「求める理想は実現する」 その99
運営変更と現場長のスタンス

Press release
  2008.06.14/観光経済新聞

 旅館のオーナーからしばしば聞かされる話に、「人材が乏しくて」というのがある。さまざまな意味あいを含んでいるが、とりわけ強く感じられるのがマネージャー(管理者、支配人)クラスに適材が乏しいということだ。この「人材」について数回にわたって書いてみたい。
 ある旅館で弊社の配膳システムの導入に伴う運営変更を行うことになった。厨房、配膳、客室などの各セクションで、従来とは異なる運営形態になるわけだ。

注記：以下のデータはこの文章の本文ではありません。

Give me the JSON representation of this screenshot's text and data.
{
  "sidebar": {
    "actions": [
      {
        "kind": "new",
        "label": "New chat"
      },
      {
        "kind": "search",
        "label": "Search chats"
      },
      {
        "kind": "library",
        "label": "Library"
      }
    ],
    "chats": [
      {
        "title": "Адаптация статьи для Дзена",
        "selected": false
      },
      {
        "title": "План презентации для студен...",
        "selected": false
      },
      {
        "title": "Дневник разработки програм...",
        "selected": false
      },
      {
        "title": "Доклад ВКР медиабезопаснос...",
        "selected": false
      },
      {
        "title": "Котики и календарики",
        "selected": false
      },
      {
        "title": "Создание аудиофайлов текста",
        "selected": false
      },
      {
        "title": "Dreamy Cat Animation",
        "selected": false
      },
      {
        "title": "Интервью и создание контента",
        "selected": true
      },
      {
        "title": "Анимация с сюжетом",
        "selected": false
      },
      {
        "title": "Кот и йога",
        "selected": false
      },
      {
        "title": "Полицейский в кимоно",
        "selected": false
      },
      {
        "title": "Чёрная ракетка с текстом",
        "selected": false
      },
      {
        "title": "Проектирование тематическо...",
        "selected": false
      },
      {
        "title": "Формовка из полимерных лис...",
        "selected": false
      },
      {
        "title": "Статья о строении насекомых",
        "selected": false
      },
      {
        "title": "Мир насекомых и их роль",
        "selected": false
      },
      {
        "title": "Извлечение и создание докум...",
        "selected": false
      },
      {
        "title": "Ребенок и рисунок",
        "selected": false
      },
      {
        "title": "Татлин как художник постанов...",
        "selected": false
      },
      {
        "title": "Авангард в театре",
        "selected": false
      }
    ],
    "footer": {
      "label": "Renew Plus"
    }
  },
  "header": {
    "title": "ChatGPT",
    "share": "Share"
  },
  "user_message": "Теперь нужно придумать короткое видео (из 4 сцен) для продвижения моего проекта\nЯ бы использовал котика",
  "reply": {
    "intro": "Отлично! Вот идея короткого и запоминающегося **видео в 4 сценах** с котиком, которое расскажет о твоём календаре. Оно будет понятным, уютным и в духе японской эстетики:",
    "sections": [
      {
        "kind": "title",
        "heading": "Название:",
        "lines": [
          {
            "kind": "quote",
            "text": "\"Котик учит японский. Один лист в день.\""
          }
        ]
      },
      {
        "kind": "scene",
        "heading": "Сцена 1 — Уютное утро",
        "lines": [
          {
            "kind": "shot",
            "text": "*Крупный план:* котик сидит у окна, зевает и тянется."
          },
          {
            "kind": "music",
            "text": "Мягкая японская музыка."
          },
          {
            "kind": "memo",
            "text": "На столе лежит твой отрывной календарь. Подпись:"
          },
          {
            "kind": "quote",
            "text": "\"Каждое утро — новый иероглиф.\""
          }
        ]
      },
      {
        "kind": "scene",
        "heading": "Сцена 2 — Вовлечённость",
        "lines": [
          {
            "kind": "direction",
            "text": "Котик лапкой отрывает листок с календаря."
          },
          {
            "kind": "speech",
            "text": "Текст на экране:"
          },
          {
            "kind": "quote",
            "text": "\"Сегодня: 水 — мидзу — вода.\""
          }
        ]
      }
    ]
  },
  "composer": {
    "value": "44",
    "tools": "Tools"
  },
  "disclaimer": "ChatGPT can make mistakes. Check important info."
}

 こうした運営変更では、必ず発生する事態がある。変更に対する「反発」がそれだ。身についた作業の流れを、新しいものへ変えることへの反発といえる。だが、考えてほしい。従来の方法では、この先が立ちいかなくなるのが明らかであり、それに対して手をこまねいている愚は、ないはずだ。作業者としての「自分の立場」ではなく、現在の職場が今後も継続され、収入をはじめとする諸条件が改善されるためには、いま「何をすべきか」に目を向ける必要がある。言い換えれば、従来の方法では経営が危うくなり、収入や待遇が悪化していくだけで、その先にあるものは……。つまり、長い間に慣れ親しんできた方法の中に、悪化の根源があることを理解すべきなのだ。とりわけ各セクションのマネージャーは、この点を真っ先に理解する必要がある。マネージャーの理解が乏しければ、一般社員・パートに運営変更を徹底させるのは難しい。

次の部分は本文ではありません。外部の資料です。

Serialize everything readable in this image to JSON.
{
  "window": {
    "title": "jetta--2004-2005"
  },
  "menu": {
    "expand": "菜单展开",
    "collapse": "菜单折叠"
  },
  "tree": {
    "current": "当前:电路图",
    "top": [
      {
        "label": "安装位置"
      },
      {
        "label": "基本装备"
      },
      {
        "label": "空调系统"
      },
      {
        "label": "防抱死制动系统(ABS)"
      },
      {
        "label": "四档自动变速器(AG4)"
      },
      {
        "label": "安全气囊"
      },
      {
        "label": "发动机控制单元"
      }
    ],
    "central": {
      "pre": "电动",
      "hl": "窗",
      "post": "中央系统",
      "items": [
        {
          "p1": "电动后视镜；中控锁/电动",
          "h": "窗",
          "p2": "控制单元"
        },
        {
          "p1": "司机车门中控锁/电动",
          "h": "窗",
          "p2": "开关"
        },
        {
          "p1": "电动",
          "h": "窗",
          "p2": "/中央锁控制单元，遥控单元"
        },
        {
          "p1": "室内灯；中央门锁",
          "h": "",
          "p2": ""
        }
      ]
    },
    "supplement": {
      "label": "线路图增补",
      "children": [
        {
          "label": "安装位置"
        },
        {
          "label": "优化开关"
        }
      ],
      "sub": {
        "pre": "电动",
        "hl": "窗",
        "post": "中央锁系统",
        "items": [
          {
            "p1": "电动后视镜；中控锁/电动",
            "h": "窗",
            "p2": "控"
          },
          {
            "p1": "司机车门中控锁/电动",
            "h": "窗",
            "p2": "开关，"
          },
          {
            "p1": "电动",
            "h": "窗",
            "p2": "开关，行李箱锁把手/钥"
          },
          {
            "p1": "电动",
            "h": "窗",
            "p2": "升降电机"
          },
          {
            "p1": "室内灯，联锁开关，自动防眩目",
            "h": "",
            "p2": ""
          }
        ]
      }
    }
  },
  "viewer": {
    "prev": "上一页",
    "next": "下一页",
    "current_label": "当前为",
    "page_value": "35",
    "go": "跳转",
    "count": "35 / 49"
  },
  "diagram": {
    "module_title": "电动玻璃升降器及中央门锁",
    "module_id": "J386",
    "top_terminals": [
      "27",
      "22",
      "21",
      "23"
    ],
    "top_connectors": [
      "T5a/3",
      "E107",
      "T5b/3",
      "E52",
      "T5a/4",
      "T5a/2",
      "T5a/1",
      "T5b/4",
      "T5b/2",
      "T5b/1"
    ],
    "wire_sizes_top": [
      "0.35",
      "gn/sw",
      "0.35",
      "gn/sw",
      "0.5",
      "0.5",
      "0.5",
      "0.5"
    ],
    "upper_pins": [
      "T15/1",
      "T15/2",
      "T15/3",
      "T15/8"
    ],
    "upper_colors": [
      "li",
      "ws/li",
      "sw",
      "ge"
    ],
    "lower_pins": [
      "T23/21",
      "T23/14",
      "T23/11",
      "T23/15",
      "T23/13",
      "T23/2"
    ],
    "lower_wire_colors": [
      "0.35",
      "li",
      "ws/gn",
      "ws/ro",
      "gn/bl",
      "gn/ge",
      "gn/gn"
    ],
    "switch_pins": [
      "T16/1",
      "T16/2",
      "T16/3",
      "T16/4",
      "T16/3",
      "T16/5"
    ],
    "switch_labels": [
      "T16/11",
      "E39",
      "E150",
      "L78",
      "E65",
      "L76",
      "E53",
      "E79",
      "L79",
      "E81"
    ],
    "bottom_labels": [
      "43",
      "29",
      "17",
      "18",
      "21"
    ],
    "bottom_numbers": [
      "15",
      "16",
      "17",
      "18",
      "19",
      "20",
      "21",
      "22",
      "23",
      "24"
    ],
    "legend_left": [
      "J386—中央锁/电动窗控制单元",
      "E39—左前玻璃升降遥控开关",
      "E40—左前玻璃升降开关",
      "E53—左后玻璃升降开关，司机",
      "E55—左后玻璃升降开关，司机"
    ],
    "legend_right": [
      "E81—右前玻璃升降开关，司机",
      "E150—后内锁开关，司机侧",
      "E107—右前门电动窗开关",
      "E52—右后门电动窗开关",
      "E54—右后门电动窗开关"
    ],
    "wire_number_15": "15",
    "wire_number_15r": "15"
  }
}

 さて、この旅館では、オーナーが導入の方向を検討し始めた時点で、厨房セクションが反発の急先鋒に立った。厨房のマネージャー(板長)は、従来の方法を変えることで、料理の品質に影響が出ると受けとめた。自分一人ではなく、全員が一丸となって作業をする厨房全体の運営維持を考えれば、現状の運営形態を変えたくない。

 余談だが、伝統的な日本料理の世界は、ぼんさん・追い回しから板長に至るタテ社会が形成されてきた。そこには、合理性だけでは処理できない要素も含まれており、それが作業をスムースに進行させるうえで、いわば隠し味のような作用があることも好意的には捉えられる。だが、それが高じると作業の工程にあるムリ・ムラ・ムダさえも、料理づくりには必要とするような考え方に陥る危険性もある。しかし、それと経営は別ものなのだ。端的にいえば、料理があって旅館が経営できるのではなく、旅館があってこそ料理が提供できるわけだ。料理で評判をとっている旅館には、往々にしてこうした経営上の「鶏と卵」に似た本末転倒の理屈がはびこっている。厨房現場だけを考えるならば、ムリ・ムラ・ムダを省く努力よりも、従来のままの方が「楽だ」という現場の本音も潜んでいる。
 ところが、この旅館でシステム導入が決まると、検討段階では反発の中核だった厨房マネージャーが一転した。検討段階では自分に任された現場長の立場から発言していたのだが、オーナーが導入を決定したあとは、経営の立場から推進する発想に切り替わったのだ。これを変わり身と捉えるのは短絡であり、マネージャーの多面的な役割を認識している優れた人材と評価できる。
 例えば、「1GM5M」といった言葉を耳にしたことがあると思う。「1GM」は1人のゼネラルマネージャー(統括管理者)であり、「5M」は5人のセクションマネージャーで、旅館ならば営業、接待、厨房、館内運営、管理部門ということになろう。この6人が「経営のカナメ」となる。現場の長は、単にそのセクションの業務のみに終始するのではなく、経営の視点から現場を捉えることが欠かせない(この点については次回以降に詳細を述べたい)。
 つまり、この旅館の厨房マネージャーは、検討段階では現場の品質維持を主眼に据えていたが、経営レベルに視点を移した時には、改善の必要を理解できる発想も兼ね備えていた。したがって、オーナーの方向が決まれば、その方向に沿った運営変更が自然な形で発想できる。システムは、発想を具体化するツールとして真価を発揮できるわけだ。